Matthew Weaver, whose official title is rogue leader of the digital service team at VA, is a Python and C++ expert best known as the former Google site ecologist who spent 54 weeks living in a trailer in the parking lot of Google’s Mountain View, California, campus.
Other members of the VA digital service team include: Craig Harrington, a health informatics and electronic health record usability expert from the University of Texas at Houston; Shawn Arnwine, an architecture specialist from the Social Security Administration; Emily Wright Moore, a user experience design and front-end development expert who’s worked at Twilio and Code for America; Jeff Maher, a software developer who worked at Johnson & Johnson; Kavi Harshawat, a Code for America fellow who also worked for Google as the mobile and desktop design lead; and Emily Tavoulareas, a senior digital adviser at the VA Center for Innovation.
Founding member focus
According to Warren, the founding members of the VA’s digital service team will be spending the bulk of their time focusing on improving the digital experience for veterans seeking care and benefits. That effort is embodied in the agency’s work on the MyVA initiative, which seeks to collapse the multitude of VA websites into a single, unified website for veterans.
The team presented Warren a demo of the website redesign last week, which he described as “pretty spectacular.”
The team’s second focus has been providing assistance on back-end coding in support of the disability evaluation process.

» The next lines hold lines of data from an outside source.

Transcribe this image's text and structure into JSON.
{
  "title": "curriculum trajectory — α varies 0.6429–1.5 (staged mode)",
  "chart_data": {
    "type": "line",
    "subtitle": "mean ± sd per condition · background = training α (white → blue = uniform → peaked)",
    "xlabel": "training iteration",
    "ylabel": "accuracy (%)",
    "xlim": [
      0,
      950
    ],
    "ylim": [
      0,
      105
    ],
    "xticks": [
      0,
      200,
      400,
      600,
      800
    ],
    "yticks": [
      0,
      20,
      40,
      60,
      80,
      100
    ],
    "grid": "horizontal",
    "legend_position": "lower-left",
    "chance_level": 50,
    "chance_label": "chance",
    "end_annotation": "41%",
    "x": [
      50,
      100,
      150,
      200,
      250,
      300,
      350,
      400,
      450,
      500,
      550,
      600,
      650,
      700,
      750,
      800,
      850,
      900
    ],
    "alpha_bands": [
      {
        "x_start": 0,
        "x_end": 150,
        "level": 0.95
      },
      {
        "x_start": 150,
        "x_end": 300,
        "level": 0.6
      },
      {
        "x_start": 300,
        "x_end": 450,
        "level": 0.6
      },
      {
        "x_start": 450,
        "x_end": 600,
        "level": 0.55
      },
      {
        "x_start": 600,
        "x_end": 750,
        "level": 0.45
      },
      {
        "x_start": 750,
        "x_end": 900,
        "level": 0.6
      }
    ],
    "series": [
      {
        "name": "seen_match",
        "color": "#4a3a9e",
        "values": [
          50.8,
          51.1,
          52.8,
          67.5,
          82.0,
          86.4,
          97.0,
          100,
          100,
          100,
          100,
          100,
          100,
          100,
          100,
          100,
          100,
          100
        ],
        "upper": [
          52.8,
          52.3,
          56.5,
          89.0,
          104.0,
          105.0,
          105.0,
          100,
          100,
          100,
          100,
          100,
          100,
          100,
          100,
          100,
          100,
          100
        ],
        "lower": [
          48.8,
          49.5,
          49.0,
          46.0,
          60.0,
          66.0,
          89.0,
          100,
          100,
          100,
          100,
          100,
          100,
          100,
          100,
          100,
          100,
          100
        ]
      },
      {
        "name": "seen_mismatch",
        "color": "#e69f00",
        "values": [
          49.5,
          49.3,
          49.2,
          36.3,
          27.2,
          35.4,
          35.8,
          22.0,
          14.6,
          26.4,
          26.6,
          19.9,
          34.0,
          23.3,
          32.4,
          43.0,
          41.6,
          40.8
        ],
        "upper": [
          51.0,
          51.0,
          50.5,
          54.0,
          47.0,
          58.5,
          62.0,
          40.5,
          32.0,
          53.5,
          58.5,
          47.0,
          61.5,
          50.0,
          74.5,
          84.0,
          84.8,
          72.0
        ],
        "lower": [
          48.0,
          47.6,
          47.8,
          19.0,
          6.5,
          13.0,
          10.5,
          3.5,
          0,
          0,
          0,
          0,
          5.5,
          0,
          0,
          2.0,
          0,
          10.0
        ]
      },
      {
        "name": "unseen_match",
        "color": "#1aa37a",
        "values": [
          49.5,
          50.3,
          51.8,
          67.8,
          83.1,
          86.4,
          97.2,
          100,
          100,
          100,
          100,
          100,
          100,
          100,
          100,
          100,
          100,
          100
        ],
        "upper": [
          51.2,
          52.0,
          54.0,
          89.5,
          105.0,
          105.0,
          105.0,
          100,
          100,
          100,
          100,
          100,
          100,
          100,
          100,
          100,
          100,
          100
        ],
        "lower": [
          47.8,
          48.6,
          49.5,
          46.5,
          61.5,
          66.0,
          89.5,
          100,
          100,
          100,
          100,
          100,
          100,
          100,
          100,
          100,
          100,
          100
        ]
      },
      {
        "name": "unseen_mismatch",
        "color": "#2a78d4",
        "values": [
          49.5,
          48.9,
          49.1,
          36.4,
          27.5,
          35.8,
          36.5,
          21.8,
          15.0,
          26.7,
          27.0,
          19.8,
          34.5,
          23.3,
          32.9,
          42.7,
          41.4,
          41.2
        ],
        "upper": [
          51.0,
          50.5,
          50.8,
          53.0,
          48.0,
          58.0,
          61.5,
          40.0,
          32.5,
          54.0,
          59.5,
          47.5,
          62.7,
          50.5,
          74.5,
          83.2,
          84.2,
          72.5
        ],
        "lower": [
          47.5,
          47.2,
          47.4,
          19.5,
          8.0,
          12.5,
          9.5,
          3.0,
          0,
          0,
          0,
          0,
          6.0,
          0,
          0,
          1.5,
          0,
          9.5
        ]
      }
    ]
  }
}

“We’ve also started an engagement looking at the appeals process — how can we leverage what [the Veterans Benefits Management System] has accomplished, such that we can now start applying some of that technology to the appeals efforts,” Warren said. The VA requested $20 million in its latest budget request to support this work.
Warren recently had the new team members attend VA’s developer conference to more closely align the digital services efforts with existing VA IT programs. “We need to embed them and make them a part of our other work that’s taking place and making sure the knowledge that they’re bringing to the table … how do we take advantage of that as we continue to evolve major systems at VA,” Warren said. “I tried very, very hard to make sure it’s not an us and them. They are part of the team, we look at them as a resource.”
One of Warren’s main concerns is to avoid a management style he referred to as “management by seagulls” — where leaders arrive, make a lot of noise and then simply “crap all over the place and … leave,” Warren said. “The DST folks are not seagulls. They’re coming in, they’re making long-term change, they’re owning those changes and we, as a team, are supporting those changes going forward.”